By YULIA STESHENKO
( if reading on MOBILE device , click on the title to read the entire article)
Fellow MS Gymmer Tracy P. posted something in the Members Only Community which has stayed with me. She wrote, “My favorite thing about the MOC is that I am just Tracy. Not Tracy with MS. Thank you for just letting me be me!”
And I knew exactly what she meant. I have never felt freer to be myself than I do in the MS Gym community. And I don’t take this for granted.
I used to think I didn’t need to know others with physical challenges, much less immerse myself in a community of others with MS. I knew MS all too well on my own, having gotten my first major episode at fourteen, a full 23 years ago.

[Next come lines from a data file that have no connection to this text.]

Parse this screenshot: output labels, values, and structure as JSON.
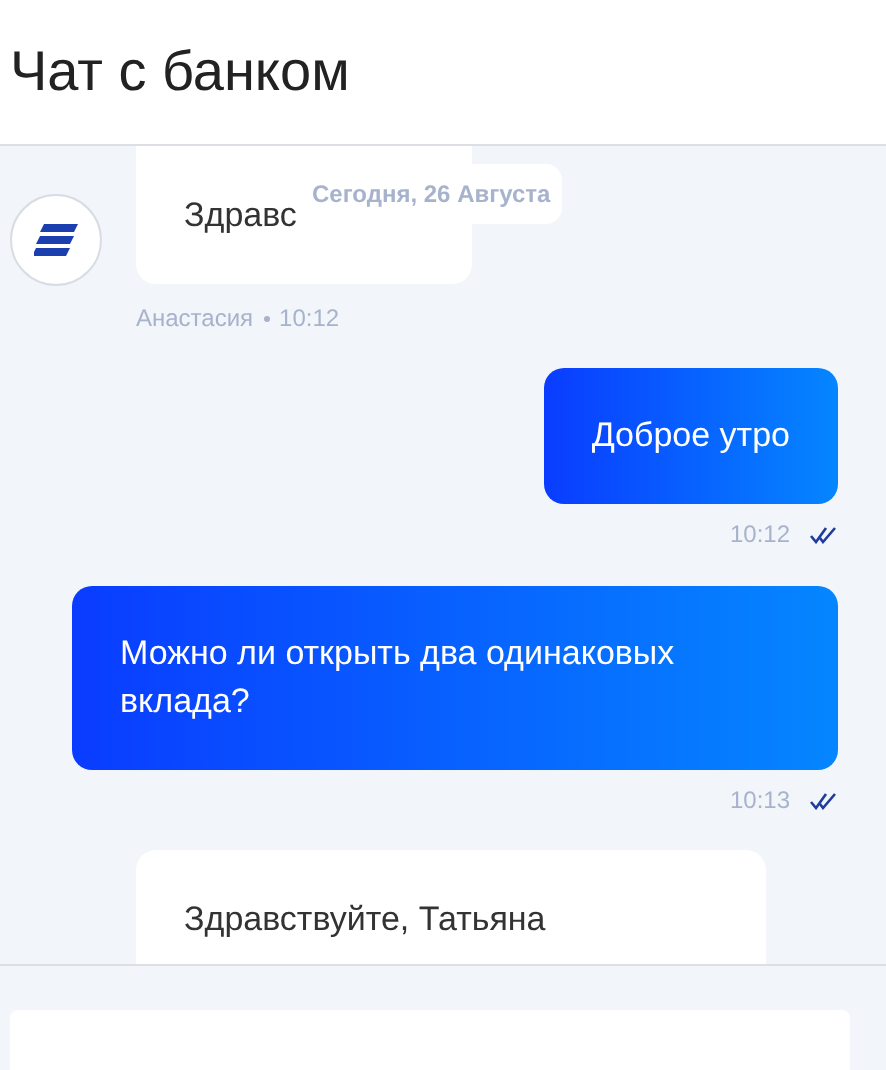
{
  "header": {
    "title": "Чат с банком"
  },
  "date_chip": "Сегодня, 26 Августа",
  "messages": [
    {
      "kind": "incoming",
      "text": "Здравс",
      "sender": "Анастасия",
      "time": "10:12"
    },
    {
      "kind": "outgoing",
      "text": "Доброе утро",
      "time": "10:12",
      "read": true
    },
    {
      "kind": "outgoing",
      "text": "Можно ли открыть два одинаковых вклада?",
      "time": "10:13",
      "read": true
    },
    {
      "kind": "incoming",
      "text": "Здравствуйте, Татьяна"
    }
  ]
}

Back in college, I even shared with a magazine on diversity that I had no interest in joining a group for students with disabilities, as the point of college was to meet people different from myself. Yes, this is on record somewhere.
I thought, what could I learn from others about the humiliation of my body’s limitations or the frustration of fatigue or the sorrow of being left out. These experiences took up too much of my life already. Wasn’t college about expanding our world view and connecting with those who are different from us?
Reinforcing my view was my experience in support groups for those with MS, first at a local hospital and then through the MS Society, where I joined a conference call once a week for those homebound with MS. I remember more than anything the trauma of these experiences.
A woman spoke of how she had to leave her job as a college professor because her mind no longer worked as well as it once had. (I had wanted to pursue academia, so her story spoke to the limits of my own dreams.)
The moderator of an MS support group for those who were homebound compared my living situation in my 20s to a group home because my partner at the time also struggled with a chronic condition. (I’d thought it was a relationship all those years. Who knew?)
And a husband spoke for his wife, who has MS, as if she could not speak for herself about her experiences, though she was there beside him. (I never did hear her voice in all the sessions I attended.)
I thought, I don’t need this in my life. We were all in a sinking ship together and it didn’t make me feel less alone. If anything, it made me feel claustrophobic.
I needed people who brought out the best in me, who made me feel I am not my diagnosis. So it took me years to understand I could find this in a group made up of others with MS and other neurological conditions. It took me years to embrace my identity as someone with a disability because I lived in fear it would consume my entire sense of self.
Yet, as Tracy suggested in her post, a weird thing happens when you find a community who understands what you are going through: You learn you can be yourself. You learn you are enough as you are and that MS does not define you. You learn you needn’t feel alone or be ashamed of your experiences. You learn a diagnosis is not the end of your story. You learn to test your assumptions of what you are capable of. You see you have a choice in how to live your life.
One of the great joys of the MOC is how it has enabled us to give voice to our experiences and find our voices as individuals. Above all, I think of it as a storytelling group. I love learning others’ stories, both their experiences with MS and their experiences unrelated to this. To see a person shed the veil of their diagnosis and share their quirks and passions, whether it is painting or music or cooking or being a parent, whether they approach life as a poet, humorist or scientist running studies on themselves and reporting the outcomes.
I received a card earlier this month from my dear friend Ashley, in which she wrote:
‘Today you are You,
that is truer than true!
There is no one alive who is You-er than You!’
Dr. Seuss joins me in wishing you your you-est year yet!
With much love, Me
May you become more YOU in the year ahead, whatever that entails. May you discover who you are with MS and beyond MS.
If I may go from one children’s author to another, I leave you with this question posed by Lewis Carroll’s hookah-smoking Caterpillar to Alice: “Who are you?”